Selain itu, dalam sistem dealer, tak bisa hanya ada satu dealer saja di sebuah negara. Sebab, ketika hanya ada satu dealer, prinsip penyedia likuiditas akan menjadi seperti Bank Sentral, di mana bisa melakukan intervensi terhadap nilai mata uang. Dalam hal ini, dealer akan dapat melakukan intervensi terhadap harga saham agar tidak jatuh terlalu dalam. Padahal, di pasar saham mekanisme perdagangan dan harga harus diserahkan sepenuhnya kepada mekanisme pasar.
“Jadi, otoritasnya ini harus jelas dulu cara berpikirnya,” tambahnya.
Sementara itu, kalau memang ingin punya liquidity provider, pemerintah sama halnya dengan ingin membuat industri pengelolaan investasi atau hedge fund di Indonesia tumbuh.
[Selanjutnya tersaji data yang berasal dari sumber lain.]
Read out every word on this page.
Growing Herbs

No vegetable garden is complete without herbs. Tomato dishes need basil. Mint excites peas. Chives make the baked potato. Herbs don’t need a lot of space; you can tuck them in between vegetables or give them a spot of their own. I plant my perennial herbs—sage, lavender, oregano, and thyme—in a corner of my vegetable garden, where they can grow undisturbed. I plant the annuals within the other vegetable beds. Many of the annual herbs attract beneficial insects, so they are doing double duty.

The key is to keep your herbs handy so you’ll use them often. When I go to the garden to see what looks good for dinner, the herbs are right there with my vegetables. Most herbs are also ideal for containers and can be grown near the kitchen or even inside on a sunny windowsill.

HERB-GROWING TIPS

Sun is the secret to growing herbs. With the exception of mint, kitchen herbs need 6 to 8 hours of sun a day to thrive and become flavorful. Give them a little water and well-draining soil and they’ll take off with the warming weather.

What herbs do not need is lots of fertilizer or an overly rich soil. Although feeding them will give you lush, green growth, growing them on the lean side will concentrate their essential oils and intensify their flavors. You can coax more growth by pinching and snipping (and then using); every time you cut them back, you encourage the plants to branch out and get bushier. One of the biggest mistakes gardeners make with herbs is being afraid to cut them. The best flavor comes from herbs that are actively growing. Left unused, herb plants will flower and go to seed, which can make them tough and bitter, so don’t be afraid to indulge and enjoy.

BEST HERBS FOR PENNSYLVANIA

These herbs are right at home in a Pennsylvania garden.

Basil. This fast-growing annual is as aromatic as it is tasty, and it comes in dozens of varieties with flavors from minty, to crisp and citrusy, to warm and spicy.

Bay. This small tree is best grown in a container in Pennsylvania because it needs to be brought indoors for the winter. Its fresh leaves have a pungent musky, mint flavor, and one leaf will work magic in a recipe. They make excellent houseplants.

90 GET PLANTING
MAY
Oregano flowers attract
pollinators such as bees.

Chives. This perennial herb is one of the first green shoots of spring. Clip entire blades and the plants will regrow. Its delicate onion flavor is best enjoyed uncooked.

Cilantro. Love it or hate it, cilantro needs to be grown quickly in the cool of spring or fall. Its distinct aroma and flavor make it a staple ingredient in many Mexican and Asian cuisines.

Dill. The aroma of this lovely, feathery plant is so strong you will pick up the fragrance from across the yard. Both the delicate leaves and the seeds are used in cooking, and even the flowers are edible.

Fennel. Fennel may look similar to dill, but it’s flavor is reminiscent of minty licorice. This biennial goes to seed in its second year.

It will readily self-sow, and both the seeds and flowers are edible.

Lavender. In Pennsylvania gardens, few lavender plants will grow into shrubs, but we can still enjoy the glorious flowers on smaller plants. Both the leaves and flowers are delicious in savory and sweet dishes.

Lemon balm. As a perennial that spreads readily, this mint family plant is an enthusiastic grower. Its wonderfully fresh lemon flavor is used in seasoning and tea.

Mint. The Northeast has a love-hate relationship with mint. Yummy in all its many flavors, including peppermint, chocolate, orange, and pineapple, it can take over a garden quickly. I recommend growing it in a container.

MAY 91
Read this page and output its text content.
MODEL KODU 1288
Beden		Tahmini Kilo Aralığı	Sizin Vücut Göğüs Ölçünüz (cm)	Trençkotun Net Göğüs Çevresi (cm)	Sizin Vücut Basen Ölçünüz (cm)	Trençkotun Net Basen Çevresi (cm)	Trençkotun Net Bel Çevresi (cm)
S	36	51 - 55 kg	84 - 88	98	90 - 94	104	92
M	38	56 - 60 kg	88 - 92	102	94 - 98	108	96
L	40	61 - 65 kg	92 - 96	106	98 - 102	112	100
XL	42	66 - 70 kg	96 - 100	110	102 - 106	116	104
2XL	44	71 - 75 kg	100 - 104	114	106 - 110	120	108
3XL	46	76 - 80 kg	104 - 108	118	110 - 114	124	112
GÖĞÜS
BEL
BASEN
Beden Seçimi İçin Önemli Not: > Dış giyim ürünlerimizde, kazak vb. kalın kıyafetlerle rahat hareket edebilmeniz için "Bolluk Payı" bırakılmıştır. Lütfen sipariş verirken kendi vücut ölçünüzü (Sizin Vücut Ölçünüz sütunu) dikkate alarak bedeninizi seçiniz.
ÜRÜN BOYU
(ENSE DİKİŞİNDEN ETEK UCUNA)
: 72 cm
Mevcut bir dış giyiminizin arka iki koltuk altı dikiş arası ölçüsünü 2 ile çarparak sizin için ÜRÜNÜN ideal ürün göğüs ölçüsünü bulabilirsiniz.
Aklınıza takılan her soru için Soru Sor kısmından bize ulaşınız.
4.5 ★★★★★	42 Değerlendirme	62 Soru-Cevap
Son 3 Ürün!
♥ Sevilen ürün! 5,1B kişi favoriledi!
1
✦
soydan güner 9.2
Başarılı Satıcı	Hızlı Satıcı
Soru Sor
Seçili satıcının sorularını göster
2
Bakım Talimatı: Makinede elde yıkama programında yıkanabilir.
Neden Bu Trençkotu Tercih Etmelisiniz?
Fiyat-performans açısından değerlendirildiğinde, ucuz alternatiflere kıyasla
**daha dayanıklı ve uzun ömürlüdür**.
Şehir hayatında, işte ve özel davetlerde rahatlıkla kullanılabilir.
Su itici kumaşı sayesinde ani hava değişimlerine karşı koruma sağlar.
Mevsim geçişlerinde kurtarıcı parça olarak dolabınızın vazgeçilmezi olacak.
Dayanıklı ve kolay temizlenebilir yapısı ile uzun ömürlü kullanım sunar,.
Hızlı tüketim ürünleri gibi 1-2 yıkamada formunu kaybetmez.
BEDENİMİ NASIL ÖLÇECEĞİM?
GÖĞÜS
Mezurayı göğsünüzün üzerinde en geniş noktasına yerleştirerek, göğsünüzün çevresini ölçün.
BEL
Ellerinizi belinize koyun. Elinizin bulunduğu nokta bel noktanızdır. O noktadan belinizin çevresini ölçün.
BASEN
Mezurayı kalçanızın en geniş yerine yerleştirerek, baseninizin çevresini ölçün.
Selain itu, praktik yang selama ini disebut sebagai goreng-menggoreng saham melalui dealer juga akan dilegalkan dan diatur negara.
Jika demikian, Yanuar menegaskan agar pemerintah harus segera memberi mandat kepada OJK untuk mengatur perlindungan investornya dan sistem keteraturan pasarnya.
“Memang biasa yang namanya liquidity provider mengelola likuiditas dan dia cari untung dari pengelolaan likuiditas. Tapi, yang paling penting adalah proses transparansi order yang dipasarkan. Jadi, jangan sampai orang ngomong kok ini ada banner (order), tapi banner-nya siapa nggak jelas. Nah itu kan yang harus kita perjelas,” tukasnya.